“Sin City’s where you go in with your eyes open, or you don’t come out at all.” That’s right fanboys, it may have been nine years, but Sin City‘s back! “These are the old days man, the bad days, the all-or-nothing days. They’re back!” Well enough Sin City quotes, lets get onto the review. Having found Sin City to be creator Frank Miller‘s greatest work, also being a huge fan of the first film I was eagerly looking forward to this film. But was it worth the nine year wait?
Much like the first film the timeline of events is a bit over the place, with most tales taking place prior to the events of the last film, and some taking place after. The main feature of this outing is of course A Dame to Kill For, seeing Dwight McCarthy get dragged back into a world of trouble by the voluptuous Ava Lord. In addition to this Marv finds himself having to teach a bunch of fraternity boys a lesson, whilst Nancy slips into depression, and gambler Johnny tries to take Senator Roarke for all he’s worth.
Robert Rodriguez and Sin City creator Frank Miller once again helm the cinematic adaptation of Basin City, with both men directing and Miller also writing the script. Having been in production hell for the last several years, due to many different reasons including Rodriguez’ schedule I was really hoping standards wouldn’t drop. And from a cinematic point of view they didn’t. The black and white, with splashes of colour once again mesmerized, giving both intensity and beauty to this noir style film. The duo also yet again give a wonderful sense of atmosphere throughout, with the voice over narratives giving more depth and refinement to both the tales, and the characters.

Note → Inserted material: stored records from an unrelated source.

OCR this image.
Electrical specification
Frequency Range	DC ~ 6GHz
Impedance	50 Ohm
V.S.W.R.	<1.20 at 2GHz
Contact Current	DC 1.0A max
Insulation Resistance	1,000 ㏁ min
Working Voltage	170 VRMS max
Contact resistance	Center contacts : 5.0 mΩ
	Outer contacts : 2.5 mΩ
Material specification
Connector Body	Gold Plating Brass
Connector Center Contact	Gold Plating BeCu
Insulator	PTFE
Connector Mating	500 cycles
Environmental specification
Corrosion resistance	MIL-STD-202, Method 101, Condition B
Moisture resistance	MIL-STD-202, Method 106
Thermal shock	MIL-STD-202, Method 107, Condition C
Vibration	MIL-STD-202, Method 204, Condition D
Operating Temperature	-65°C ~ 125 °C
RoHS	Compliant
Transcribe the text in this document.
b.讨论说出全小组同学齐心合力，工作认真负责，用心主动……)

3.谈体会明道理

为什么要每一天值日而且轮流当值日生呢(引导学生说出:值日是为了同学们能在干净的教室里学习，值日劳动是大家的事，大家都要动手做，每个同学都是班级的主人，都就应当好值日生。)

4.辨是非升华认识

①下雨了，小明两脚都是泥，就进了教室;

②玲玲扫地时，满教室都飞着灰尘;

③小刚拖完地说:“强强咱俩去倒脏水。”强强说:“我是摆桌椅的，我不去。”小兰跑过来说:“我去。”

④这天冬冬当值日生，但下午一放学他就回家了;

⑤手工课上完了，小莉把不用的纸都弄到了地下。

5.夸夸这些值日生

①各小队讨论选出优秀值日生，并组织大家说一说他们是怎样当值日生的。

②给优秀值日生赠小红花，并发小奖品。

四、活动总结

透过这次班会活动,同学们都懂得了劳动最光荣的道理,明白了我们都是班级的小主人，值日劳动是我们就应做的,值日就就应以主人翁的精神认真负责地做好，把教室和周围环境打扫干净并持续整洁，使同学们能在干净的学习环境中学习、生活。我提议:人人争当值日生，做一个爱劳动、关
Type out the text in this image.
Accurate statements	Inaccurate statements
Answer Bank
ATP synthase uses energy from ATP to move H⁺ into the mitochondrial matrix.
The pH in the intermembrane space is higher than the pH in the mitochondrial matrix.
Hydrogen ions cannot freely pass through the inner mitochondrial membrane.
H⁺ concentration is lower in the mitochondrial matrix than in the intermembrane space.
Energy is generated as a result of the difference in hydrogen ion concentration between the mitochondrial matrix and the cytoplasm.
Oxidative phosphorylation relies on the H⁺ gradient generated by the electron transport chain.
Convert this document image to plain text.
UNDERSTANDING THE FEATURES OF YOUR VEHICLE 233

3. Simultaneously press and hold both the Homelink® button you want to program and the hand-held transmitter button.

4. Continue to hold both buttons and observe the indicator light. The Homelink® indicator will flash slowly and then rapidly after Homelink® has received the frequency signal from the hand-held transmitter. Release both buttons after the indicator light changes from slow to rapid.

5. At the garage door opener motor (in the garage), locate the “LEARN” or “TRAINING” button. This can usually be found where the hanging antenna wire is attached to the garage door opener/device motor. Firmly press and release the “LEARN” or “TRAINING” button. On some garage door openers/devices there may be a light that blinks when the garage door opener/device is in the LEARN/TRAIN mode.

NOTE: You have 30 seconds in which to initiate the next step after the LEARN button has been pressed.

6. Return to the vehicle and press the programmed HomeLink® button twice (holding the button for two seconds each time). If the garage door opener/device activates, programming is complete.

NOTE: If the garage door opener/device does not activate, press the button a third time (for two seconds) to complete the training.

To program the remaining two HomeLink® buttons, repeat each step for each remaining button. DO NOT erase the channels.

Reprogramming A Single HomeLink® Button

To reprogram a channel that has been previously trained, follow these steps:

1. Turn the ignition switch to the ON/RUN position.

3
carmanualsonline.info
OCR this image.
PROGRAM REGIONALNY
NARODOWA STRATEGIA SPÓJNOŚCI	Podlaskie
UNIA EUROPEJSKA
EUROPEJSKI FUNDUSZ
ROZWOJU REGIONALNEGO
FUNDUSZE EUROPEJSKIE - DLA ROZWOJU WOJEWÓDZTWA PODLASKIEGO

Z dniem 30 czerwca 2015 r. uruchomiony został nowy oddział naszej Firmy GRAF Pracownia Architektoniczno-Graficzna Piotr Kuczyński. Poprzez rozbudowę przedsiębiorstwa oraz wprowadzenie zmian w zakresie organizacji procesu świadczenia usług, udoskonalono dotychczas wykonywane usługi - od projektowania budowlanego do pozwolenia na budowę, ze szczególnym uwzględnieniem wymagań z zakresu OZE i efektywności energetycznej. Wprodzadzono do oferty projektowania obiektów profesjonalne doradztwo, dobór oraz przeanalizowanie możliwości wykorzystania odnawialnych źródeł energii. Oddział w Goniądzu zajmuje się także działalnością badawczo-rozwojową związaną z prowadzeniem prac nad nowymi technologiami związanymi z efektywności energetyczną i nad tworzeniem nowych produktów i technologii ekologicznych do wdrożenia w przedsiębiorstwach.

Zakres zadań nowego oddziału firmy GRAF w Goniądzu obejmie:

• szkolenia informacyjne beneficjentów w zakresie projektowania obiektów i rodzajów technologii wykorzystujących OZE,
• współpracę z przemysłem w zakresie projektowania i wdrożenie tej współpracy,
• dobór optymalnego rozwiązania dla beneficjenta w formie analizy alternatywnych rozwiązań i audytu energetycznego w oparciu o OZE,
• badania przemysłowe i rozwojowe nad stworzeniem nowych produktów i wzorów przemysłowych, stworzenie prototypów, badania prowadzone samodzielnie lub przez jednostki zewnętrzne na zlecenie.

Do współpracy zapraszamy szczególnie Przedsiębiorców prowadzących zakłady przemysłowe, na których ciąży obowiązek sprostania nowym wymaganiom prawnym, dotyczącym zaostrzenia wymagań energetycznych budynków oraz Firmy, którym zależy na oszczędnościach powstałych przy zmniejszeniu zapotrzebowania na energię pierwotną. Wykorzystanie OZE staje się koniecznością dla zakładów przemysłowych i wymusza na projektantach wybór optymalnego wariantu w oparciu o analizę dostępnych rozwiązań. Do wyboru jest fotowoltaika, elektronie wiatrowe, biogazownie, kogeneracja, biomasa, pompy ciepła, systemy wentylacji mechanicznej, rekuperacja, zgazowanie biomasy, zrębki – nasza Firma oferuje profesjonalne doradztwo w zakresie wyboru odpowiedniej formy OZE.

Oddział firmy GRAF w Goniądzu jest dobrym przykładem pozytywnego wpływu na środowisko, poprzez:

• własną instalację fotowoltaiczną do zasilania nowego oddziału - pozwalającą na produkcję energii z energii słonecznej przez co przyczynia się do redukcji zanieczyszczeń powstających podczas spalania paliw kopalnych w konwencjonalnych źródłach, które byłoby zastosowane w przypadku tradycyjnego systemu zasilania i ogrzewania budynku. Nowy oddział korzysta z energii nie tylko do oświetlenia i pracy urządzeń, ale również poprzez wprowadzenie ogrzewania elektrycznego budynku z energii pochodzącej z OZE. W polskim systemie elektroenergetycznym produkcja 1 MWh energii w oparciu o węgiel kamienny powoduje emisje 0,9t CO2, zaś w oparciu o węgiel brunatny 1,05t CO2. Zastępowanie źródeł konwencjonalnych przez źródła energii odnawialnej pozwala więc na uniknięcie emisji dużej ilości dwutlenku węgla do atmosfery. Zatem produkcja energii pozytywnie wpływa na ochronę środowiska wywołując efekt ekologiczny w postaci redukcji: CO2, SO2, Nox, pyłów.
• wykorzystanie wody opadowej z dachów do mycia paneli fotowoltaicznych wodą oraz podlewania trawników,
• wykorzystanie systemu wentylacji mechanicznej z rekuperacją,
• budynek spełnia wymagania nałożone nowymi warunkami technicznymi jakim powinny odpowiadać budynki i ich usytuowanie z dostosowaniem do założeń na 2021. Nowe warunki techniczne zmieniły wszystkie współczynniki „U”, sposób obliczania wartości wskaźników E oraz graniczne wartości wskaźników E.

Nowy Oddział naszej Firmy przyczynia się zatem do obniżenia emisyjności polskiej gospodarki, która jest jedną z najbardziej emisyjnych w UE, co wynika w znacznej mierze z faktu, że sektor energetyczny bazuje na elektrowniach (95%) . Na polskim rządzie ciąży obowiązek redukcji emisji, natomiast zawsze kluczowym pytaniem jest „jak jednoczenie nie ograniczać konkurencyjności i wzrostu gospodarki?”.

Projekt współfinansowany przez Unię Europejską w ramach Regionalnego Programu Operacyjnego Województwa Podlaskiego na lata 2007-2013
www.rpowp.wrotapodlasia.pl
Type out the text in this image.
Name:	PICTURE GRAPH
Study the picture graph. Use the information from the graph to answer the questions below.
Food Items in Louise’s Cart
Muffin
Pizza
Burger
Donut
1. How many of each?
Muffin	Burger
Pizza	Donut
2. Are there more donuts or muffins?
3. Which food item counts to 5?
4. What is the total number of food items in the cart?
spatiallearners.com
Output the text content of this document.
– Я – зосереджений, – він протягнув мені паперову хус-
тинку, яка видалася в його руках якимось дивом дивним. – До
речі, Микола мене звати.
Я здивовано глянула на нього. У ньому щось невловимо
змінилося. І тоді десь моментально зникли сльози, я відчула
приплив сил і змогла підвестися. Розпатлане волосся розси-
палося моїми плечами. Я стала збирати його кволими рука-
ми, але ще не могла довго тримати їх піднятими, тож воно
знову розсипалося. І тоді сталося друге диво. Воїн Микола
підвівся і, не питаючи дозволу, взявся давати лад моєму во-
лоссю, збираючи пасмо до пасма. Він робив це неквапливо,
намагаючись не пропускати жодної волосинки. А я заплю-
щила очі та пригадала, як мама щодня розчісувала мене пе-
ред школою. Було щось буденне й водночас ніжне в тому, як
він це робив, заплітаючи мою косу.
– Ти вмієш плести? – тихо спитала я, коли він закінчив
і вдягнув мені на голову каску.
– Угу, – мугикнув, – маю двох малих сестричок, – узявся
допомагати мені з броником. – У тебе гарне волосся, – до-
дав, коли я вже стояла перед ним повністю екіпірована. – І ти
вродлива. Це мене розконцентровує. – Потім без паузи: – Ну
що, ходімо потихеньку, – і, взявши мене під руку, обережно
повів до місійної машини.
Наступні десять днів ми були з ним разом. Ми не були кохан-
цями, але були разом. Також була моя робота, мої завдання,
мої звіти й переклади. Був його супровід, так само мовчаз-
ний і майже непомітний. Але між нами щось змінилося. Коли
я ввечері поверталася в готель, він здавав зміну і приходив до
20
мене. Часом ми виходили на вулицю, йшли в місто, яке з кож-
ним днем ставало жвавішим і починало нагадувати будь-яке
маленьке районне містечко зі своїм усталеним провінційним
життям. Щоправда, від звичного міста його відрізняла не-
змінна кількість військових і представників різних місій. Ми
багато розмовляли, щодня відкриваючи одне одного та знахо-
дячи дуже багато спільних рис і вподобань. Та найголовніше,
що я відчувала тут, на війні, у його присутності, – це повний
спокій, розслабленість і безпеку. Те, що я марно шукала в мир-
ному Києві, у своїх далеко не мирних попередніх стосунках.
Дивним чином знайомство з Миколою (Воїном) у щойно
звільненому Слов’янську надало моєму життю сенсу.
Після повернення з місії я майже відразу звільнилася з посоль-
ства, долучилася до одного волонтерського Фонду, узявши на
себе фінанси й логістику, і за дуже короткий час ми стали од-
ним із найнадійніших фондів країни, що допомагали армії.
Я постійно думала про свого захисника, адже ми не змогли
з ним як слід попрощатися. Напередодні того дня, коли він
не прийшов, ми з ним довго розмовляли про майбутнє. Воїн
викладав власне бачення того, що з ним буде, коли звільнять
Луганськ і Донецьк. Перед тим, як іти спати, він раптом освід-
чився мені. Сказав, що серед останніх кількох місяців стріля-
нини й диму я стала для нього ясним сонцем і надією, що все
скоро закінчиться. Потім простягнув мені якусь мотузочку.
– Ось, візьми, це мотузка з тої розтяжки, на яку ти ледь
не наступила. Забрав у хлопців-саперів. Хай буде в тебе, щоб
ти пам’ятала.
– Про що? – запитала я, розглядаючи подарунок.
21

Most of the original cast return for this film, with Mickey Rourke, Jessica Alba, Bruce Willis, and Rosario Dawson reprising their roles as Marv, Nancy Callahan, John Hartigan, and Gail respectively. Joining them we get wonderful performances from Eva Green as the manipulative Ava Lord, Joseph Gordon-Levitt as a gambler named Johnny, and Josh Brolin who replaces Clive Owen as Dwight McCarthy. It is however Rourke’s performance as Marv that once again impressed me the most, with Power Boothe‘s villainous performance as Senator Roark being the closest to matching it. Another noticeable change is Dennis Haysbert as Manute, replacing the late great Michael Clarke Duncan in the role. Though Haysbert didn’t do a terrible job, he didn’t do the character a great justice either, lacking the sheer physical presence that Duncan had.
The main thing that hurt the films overall performance was the general pace, with the main story A Dame to Kill For moving all too quickly, and ultimately failing to deliver the same level of intensity as the original comic. The addition of two completely new tales also brings the overall quality down, as though I loved seeing Johnny take on Roarke, as well as more of Nancy, I feel the time would have been better used fleshing out the main story. The music however was yet again amazing, as though some of Rodriguez’ choices weren’t perfectly suited, for the better part they fit the tempo.
Sin City: A Dame to Kill For pales in comparison to the original, with pacing issues and risky storylines being it’s ultimate downfall. The film does however do enough to be a worthy sequel, with the tone and vibe reminding us why we needed this Sin City sequel. Recommended.